KDF: When I first moved to New Haven, I lived in this apartment which I thought — and I’ve never had this experience before — was truly haunted. Like truly, completely haunted. I grew up in Chicago. It’s not a young city, but it’s not as old as here. The apartment had the worst energy I’ve ever experienced. I didn’t hear noises or anything, you know, other than the sounds from the heater, but it just had a bad vibe. I guess I do kind of believe in energies. It’s kinda woo-woo [laughs]. In my work, maybe it manifests in the transparency of the paintings on silk. I’ve been looking at a lot of spiritualist-era photography of people performing seances and producing ectoplasm. In these photos, the photographer tried to capture this moment: both to show it happening, and to debunk it. That liminal space of the photo is important to me, how it relates to the ghostly, the superstitious. It’s like alchemy, you know, chemicals and light becoming image.
YH: There’s a kind of irony in that — to preserve the mystical while also maintaining your own sense of “rationality” or scientific logic. It’s interesting to hear you laugh as you describe the energies in your apartment; a kind of necessary contradiction at play in the representation of magic or so called “other-worldliness,” something which the photograph symbolizes so clearly. Representation, at least as we think of it today, can’t really be separated from the technological. Do you think of these paintings as sincere identifications with a mystical way of thinking, as trying to break that scientific logic of meaning?
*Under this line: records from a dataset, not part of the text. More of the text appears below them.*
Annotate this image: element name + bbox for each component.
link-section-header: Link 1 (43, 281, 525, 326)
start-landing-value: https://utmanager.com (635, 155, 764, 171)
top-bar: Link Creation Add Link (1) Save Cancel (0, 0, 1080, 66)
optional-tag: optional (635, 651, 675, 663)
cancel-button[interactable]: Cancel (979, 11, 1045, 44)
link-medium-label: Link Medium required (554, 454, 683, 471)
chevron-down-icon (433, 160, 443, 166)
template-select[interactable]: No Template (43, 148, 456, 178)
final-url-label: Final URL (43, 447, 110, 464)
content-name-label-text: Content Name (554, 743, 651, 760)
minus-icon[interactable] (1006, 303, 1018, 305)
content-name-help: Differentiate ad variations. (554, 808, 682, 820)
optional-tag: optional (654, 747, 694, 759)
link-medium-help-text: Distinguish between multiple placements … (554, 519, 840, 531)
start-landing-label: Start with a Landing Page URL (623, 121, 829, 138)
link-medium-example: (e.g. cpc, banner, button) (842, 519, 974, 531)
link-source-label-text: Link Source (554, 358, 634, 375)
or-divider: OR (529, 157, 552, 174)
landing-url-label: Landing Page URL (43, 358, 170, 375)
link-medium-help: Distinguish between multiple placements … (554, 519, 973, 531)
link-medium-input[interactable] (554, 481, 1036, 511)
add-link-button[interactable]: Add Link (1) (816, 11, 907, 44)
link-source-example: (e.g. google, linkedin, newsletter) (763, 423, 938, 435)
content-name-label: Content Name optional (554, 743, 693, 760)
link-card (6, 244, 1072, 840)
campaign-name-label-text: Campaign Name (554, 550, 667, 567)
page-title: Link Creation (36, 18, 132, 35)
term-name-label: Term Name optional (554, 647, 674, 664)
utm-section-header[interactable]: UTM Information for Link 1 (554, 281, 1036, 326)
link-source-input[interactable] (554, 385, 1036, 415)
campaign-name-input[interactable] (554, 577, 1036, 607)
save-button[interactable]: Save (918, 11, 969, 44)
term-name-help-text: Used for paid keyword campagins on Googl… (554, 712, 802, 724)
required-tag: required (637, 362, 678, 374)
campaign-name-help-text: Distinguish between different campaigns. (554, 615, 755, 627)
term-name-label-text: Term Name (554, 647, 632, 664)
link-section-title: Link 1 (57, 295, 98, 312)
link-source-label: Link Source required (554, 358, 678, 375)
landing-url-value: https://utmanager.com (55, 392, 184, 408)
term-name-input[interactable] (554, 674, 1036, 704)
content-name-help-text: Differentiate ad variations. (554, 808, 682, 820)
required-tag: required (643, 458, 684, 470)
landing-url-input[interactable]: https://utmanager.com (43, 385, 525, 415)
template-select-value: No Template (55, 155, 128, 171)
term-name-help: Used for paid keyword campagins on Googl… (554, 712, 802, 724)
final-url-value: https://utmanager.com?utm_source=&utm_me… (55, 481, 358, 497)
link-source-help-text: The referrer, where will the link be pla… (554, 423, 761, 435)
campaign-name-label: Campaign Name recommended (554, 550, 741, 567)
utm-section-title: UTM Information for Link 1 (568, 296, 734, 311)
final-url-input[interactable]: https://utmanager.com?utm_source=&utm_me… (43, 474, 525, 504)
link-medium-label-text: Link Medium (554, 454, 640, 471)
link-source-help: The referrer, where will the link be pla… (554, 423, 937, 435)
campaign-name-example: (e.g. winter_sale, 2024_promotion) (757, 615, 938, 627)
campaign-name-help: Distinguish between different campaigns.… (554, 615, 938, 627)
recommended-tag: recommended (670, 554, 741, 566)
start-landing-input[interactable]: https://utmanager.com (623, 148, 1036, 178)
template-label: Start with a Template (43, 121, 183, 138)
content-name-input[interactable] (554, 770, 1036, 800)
KDF: They’re mostly sincere. I’m a strong believer that women have been placed as witches because of their relationship with death, healing, and birth, their ability to create healing substances that can also be poisonous. I like the idea of this feared status. Though still I’m unsure where I lie on that spectrum of ironic distance. If the work is reclaiming an identity, a way of thinking, it’s definitely complicated to do so within this specific historical frame. I do link myself strongly to that history, but in the end I’m not sure of the extent that the work can do the same.
YH: You talked about a kind of dominion over the natural and this power to convert nature into something that can be healing or harming. There’s an obvious relationship between that kind of conversion and what you’ve been working on materially — using these natural dyes and these complex pseudo-alchemical processes. I guess they’re actually just kind of chemical [laughs]. But I’m wondering how the metaphor of material translates into the image, the movement between them.
KDF: The chemical has a similarly ironic relation to the occult, to the alchemical. There are places where the historical evolution of drug-therapy has hinged on the apparently sinister. Obviously some Western medicine is also a poison. I’ve been thinking a lot about chemotherapy drugs — the way in which a poison can become medically beneficial. Looking into the histories of these drugs and figuring out the origins, I could clearly see that some had been derived from the production of mustard gas, [and] other highly toxic, weaponized substances. Almost all of these things are derived from natural sources, different types of molds and plants — it’s almost as if the scientific interest in these sources relied on a leap of faith, a superstitious interest in paradoxical effects, to make them into something beneficial. The metaphor here I take to be integral to my work — the way in which dyes become image, the natural supplanted into the realm of the delirious or the occult.